Music you will not find in the Apple download chart
You won't find Khandroma from Patti Smith and the Soundwalk Collective in the Apple download chart. But does that reduce its worthiness? Today audience size is used to measure the worthiness of not just downloads, but also live music, websites, and every other aspect of classical music. Which is a big mistake: because art music is not about attracting the largest possible audience. It is about meeting human needs. Every human is complex and different, and every human has a different musical need, and these unique needs also vary with circumstances. So there is no 'one size fits all needs' classical music. Which means that, despite industry dogma, there is no mass market for classical music.
Patti Smith and the Soundwalk Collective have had a long involvement with psychogeography. In 2016 their exploration of the effect of geographical location on emotions and behaviour took them to Upper Mustang in Nepal. The result of this exploration was Khandroma, a multi-channel audio and video installation at the Rubin Museum, New York. The audio for the installation has now been released on CD by the Unione Buddhista Italiana. As the Collective states:
'The album traces the continuous morphing of the wind into sound expressions. The Himalayan Plateau seems designed to amplify and echo the encounter of the breaths, the prayers, and the chants emerging from around and within those temples; amid the sounding of bells, the turning of prayer wheels, and the billowing of flags. A resonant musical body that we recorded so as to capture its boundless mutations; an unstoppable force that cries, whispers, and blows through and over stones, wood, empty halls and monastic robes, etching an ever-changing sonic landscape onto the surfaces it encounters.'
Khandroma will definitely not be to every one's taste, and some may even argue that this is not music. But this is precisely the point I am making. Classical music is granular. It comprises many different but overlapping niches which meet different but overlapping audience needs. The biggest of these is the easy listening/classical light segment dominated in the UK by Classic FM and, now, BBC Radio 3. But this is a finite market, and there are many rich niches beyond its boundaries: opera, electronic, early music, contemporary music, lieder, ambient etc etc. And this granularity extends beyond the classical genre. At a macro level Western classical music is one niche in a granular mix of rock, jazz, etc. And beyond this Western music is just one niche in a rich conglomeration of world musics. If the music market was not highly granular there would be a global mass market for Western classic music and remote Amazonian tribes would be grooving to Beethoven.
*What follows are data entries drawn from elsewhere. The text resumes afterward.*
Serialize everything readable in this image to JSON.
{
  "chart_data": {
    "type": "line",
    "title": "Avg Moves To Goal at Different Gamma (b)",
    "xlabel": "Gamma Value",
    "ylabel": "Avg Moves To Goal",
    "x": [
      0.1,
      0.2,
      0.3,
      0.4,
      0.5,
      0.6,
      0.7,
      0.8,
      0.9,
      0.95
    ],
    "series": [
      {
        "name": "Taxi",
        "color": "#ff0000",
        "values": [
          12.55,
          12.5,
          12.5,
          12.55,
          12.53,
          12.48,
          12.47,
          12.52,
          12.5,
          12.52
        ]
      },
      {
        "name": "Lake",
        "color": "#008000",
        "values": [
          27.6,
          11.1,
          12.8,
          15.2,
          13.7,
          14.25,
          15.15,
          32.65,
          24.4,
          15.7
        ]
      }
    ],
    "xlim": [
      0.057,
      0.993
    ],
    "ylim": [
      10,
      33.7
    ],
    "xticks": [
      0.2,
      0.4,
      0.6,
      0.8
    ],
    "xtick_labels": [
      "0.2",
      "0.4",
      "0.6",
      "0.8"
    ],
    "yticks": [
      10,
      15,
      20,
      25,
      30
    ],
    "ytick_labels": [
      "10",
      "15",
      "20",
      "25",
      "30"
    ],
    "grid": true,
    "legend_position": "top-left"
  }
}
The classical industry is now servant to the mass market fallacy, which dictates that if music doesn't put bums on seats, it is not worthy. This futile search for a non-existent classical mass market has been going on for years. The result is the creation of a spurious celebrity culture underpinned by a bloated business model and oversupply of classical resources. So you will not find the mysterious sound-world of Patti Smith and the Soundwalk Collective's Khandroma in the Apple classical download chart. Nor will you find their Vajrayana inspired album Peradam which features Anoushka Shankar, Tenzin Choegyal and Charlotte Gainsbourg. Or their exploration of mystical Islam Mummer Love featuring Philip Glass, Mulatu Astatke, and the Sufi Group of Sheikh Ibrahim, or the hallucinogenic Peyote Dance. The latter trio of albums - all illustrated here - are underpinned by the poetry of René Daumal, Arthur Rimbaud, and Antonin Artaud respectively.
But does their absence from populist metrics really matter? Surely we should value the mysterious more than the popular. Because as Albert Einstein told us: "The most beautiful thing we can experience is the mysterious. It is the source of all true art and science. He to whom the emotion is a stranger, who can no longer pause to wonder and stand wrapped in awe, is as good as dead —his eyes are closed".